Trump should look to Reagan’s legacy, Rasmussen added.
“I think he will draw exactly the same lesson as his predecessor Reagan did that to deal with the Russians you need to negotiate from a position of strength,” Rasmussen said. “So, to engage President Putin in a more constructive relationship, he needs, first of all, to show President Putin that he is strong and that President Trump, first and foremost, will help his allies and friends.”
Rasmussen wrote about Trump, Russia and the Ukraine in an op-ed for the Wall Street Journal earlier this month.
“U.S.-Russia relations may need to get worse before they can get better,” Rasmussen wrote. “Shifting to a harder line is the only way for Washington to gain leverage on Moscow, change the dynamic in the Ukraine, and gain congressional support for the Trump foreign policy.”
“Mr. Trump has an example to follow,” Rasmussen wrote. “Even as the Cold War raged, President Ronald Reagan beefed up the U.S. military in Europe.”
“Reagan spoke from a position of strength when he urged Soviet leader Mikhail Gorbachev; ‘Tear down this wall,’” Rasmussen wrote.
Breitbart News reported in February that Trump’s choice of H.R. McMaster as National Security Adviser sent two important messages to Russia.
First, given his groundbreaking analysis of the Vietnam War, it signals that military leaders will be taken seriously in the Trump administration. Second, given his brilliant leadership of ground forces in Operation Desert Storm and his extensive studies of Russian tactics, it tells Moscow that the United States is taking their provocations seriously.
In February, the State Department condemned Russian-backed separatist aggression in eastern Ukraine.

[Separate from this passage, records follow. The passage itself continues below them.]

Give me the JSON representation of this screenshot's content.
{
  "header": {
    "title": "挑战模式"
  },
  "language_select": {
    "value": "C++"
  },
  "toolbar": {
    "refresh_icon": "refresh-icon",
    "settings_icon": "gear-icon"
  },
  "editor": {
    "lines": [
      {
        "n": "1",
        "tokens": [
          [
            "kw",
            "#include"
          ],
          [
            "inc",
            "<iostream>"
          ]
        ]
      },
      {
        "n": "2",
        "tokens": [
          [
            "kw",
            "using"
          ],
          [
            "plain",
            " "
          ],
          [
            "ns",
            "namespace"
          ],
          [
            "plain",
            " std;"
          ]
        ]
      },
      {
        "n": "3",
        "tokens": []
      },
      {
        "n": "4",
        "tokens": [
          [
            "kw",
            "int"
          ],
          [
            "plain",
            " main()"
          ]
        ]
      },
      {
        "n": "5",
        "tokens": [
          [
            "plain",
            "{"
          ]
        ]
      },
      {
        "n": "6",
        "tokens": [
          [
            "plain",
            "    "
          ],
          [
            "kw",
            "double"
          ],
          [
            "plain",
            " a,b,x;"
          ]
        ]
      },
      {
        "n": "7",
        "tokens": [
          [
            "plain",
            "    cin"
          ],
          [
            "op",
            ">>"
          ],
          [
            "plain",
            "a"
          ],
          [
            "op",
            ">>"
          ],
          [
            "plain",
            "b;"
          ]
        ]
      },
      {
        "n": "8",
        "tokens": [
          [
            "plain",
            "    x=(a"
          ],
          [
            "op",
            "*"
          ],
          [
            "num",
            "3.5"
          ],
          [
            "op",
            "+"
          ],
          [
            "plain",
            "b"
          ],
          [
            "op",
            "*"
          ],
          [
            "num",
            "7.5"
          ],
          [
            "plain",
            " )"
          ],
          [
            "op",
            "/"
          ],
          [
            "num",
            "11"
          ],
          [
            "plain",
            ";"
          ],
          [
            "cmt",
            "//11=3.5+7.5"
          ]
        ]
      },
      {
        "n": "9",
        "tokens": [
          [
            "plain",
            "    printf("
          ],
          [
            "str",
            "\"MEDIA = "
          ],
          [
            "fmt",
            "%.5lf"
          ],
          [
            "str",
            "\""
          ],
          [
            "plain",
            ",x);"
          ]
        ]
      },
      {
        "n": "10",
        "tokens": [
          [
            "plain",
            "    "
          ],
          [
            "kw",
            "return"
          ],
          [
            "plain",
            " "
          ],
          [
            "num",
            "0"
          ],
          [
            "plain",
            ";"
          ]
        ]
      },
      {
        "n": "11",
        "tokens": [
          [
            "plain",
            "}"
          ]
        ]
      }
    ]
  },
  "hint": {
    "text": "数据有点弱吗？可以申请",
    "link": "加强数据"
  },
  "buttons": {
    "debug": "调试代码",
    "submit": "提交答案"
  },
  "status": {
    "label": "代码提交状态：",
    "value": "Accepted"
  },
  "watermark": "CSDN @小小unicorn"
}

“The United States is closely monitoring the growing violence in eastern Ukraine in recent weeks and the continuing failure of the combined-Russian separatist forces to honor the cease-fire called for under the Minsk agreements,” Mark Toner, acting spokesman for State, said. ”We condemn Friday’s targeting of OSCE Special Monitoring Mission (SMM) monitors and the seizure of a SMM unmanned aerial vehicle by combined-Russian separatist forces.”
Rasmussen told Breitbart News that he hopes Trump reads his commentary and takes his advice.
“It is in everyone’s interest to defuse the ticking time bomb in eastern Ukraine and find a new formula for engagement,” Rasmussen wrote. “For Kiev it could lead to greater security; for Moscow it could mean the end of economic sanctions; and for President Trump it could be the gambit that finally puts his Russia demons to bed and shows him as the Reaganesque leader he longs to be.”
“I have conveyed that very clear message here in town,” Rasmussen said. “I hope he will listen to it.”